A programming language’s memory model defines how operations on shared data can interleave at runtime. It sets rules for how compilers and hardware might reorder these operations.
In C++, the memory model specifically defines how threads interact with shared variables, ensuring consistent behavior across different compilers and architectures.
You can think of memory ordering as falling into four broad categories:
Source Code Order - the exact sequence in which you write statements. This is the most intuitive view because it directly reflects how code appears to you.
Here is an example:
int x = 5; // A
int z = x * 5; // B
int y = 42; // C
Program Order - the logical sequence that the compiler recognizes, and it might rearrange or optimize instructions under certain constraints to create a program that executes in fewer cycles. Although your source code lists statements in a particular order, the compiler can restructure them if it deems it safe. For example, the pseudo-assembly below reorders the source instructions:
LDR R1 #5 // A
LDR R2 #42 // C
MULT R3, #R1, #5 // B
Execution Order - this is the order in which the hardware actually issues and executes instructions. Modern CPUs often employ techniques to improve instruction-level parallelism such as out-of-order execution and speculation for performance. For instance, on an Arm-based system, you might see instructions issued in different order during runtime. The subtle difference between program order and execution order is that program order refers to the sequence seen in the binary whereas execution is the order in which those instructions are actually issued and retired. Even though the instructions are listed in one order, the CPU might reorder their micro-operations as long as it respects dependencies.
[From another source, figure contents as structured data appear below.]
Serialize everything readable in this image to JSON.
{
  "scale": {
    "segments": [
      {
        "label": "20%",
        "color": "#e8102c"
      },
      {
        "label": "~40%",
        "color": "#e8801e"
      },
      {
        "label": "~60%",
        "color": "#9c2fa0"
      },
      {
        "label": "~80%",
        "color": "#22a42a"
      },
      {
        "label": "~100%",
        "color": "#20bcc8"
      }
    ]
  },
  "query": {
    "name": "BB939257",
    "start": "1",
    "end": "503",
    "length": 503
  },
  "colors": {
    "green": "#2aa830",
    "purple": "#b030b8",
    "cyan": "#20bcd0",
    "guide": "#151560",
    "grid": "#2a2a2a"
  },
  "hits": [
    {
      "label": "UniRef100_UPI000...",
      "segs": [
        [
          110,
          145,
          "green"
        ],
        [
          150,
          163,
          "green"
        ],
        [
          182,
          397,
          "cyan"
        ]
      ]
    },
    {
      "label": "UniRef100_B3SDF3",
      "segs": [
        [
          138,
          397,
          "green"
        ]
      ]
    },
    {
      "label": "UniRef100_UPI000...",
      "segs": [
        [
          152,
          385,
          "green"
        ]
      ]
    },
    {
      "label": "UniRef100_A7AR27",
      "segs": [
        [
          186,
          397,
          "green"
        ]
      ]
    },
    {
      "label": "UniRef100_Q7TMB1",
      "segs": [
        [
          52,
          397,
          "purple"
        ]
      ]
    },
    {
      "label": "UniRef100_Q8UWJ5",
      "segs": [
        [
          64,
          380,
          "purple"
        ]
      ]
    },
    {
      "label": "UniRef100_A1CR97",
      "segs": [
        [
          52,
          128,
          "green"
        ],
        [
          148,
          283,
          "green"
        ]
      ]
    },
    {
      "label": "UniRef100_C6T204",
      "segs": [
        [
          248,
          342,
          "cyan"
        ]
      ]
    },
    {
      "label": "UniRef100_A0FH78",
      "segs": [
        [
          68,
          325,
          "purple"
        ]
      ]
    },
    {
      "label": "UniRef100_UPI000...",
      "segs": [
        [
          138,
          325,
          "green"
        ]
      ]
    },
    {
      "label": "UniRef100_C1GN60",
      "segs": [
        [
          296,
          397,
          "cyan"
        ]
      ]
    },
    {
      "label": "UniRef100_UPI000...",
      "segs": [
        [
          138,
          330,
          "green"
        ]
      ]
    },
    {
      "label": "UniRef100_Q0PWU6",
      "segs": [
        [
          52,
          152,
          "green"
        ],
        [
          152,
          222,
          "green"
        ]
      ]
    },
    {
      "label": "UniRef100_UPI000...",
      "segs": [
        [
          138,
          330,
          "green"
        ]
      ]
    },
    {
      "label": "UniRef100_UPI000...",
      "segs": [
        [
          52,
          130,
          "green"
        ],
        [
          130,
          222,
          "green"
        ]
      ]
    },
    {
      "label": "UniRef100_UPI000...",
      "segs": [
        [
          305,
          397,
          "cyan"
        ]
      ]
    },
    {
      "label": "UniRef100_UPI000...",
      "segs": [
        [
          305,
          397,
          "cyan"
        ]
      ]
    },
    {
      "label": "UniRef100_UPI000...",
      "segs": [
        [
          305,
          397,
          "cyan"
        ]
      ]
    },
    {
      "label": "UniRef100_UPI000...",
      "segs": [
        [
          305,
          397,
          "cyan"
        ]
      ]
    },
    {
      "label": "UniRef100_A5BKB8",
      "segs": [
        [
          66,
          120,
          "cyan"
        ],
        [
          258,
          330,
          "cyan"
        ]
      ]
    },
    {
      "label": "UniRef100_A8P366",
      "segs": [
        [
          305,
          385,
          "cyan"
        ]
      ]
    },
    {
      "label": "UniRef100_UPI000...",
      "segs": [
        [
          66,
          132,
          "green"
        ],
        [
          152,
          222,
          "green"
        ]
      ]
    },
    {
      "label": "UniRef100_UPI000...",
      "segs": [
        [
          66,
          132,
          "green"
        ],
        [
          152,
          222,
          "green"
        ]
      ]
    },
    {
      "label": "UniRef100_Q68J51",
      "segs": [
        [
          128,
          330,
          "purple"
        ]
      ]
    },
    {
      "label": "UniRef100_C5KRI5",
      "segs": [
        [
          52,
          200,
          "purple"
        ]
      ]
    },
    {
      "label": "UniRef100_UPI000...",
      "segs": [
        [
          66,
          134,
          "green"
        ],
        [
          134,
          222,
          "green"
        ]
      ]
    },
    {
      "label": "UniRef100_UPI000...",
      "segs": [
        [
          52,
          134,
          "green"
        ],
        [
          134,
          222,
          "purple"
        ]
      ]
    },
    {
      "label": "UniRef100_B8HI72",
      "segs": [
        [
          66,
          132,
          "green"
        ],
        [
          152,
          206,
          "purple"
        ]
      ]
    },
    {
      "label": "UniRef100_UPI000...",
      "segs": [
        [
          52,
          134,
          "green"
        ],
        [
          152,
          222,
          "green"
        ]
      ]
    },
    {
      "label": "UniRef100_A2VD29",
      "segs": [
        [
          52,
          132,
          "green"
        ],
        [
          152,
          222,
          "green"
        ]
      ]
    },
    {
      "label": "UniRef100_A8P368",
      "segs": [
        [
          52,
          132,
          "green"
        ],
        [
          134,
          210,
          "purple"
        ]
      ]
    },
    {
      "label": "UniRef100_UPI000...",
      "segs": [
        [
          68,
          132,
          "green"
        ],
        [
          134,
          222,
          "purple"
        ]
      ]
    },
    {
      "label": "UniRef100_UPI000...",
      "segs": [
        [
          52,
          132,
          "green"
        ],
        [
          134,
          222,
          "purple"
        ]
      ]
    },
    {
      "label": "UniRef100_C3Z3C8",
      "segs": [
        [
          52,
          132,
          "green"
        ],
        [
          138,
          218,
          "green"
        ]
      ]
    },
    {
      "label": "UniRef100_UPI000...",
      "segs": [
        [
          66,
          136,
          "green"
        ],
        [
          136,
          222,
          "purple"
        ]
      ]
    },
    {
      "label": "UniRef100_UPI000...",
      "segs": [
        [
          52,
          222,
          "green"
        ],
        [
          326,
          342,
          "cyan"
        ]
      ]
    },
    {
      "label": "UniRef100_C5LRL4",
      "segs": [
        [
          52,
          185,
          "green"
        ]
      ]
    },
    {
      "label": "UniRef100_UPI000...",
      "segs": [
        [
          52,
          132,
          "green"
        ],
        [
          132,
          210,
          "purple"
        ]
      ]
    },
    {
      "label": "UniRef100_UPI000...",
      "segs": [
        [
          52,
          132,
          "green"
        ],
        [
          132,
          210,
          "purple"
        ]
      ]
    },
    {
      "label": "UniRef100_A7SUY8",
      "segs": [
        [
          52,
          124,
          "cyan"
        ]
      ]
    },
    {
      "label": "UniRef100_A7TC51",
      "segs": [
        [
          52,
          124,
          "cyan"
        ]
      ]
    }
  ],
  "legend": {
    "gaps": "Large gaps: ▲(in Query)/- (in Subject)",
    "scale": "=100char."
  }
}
Hardware Perceived Order - this is the perspective observed by other devices in the system, which can differ if the hardware buffers writes or merges memory operations. Crucially, the hardware-perceived order can vary between CPU architectures, for example between x86 and Arm, and this should be considered when porting applications.
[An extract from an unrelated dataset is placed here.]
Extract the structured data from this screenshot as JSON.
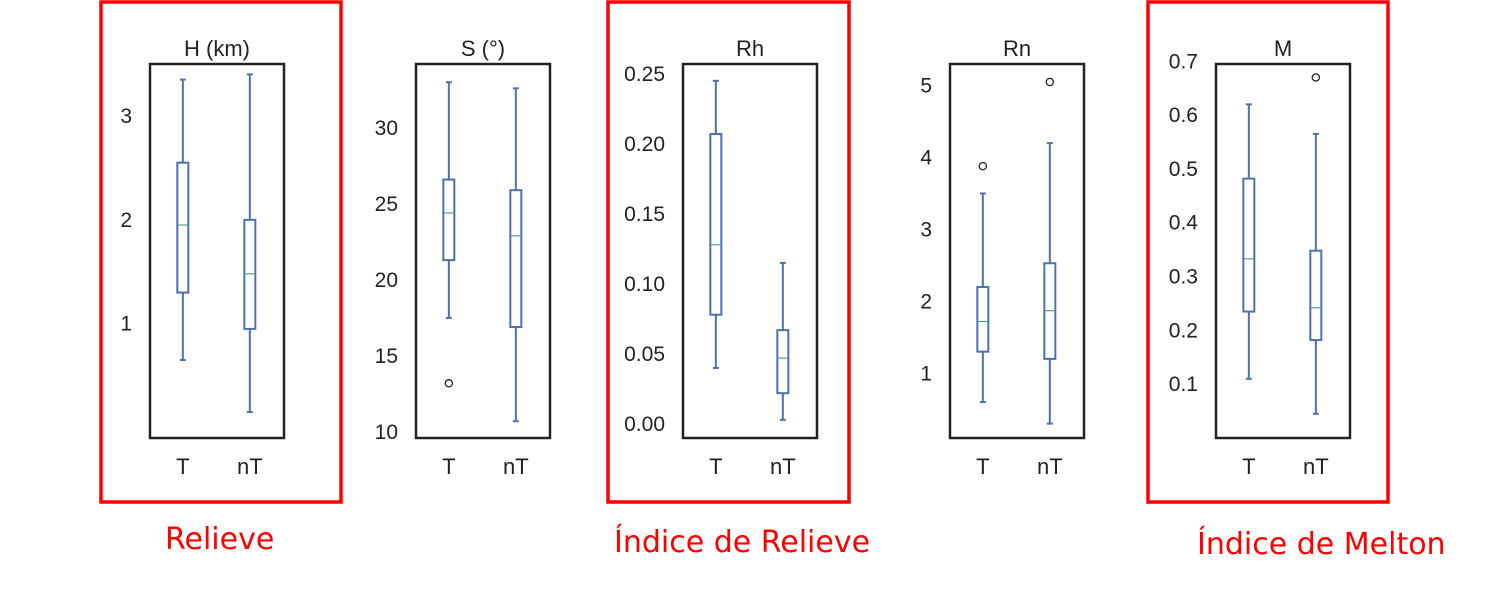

The memory models of Arm and x86 architectures differ in terms of ordering guarantees and required synchronizations.
x86 processors implement a relatively strong memory model, commonly referred to as Total Store Order (TSO). Under TSO, loads and stores appear to execute in program order, with only limited reordering permitted. This strong ordering means that software running on x86 generally relies on fewer memory barrier instructions, making it easier to reason about concurrency.
In contrast, Arm’s memory model is more relaxed, allowing greater reordering of memory operations to optimize performance and energy efficiency. This relaxed model provides less intuitive ordering guarantees, meaning that loads and stores can be observed out of order by other processors. This means that source code needs to correctly follow the language standard to ensure reliable behavior.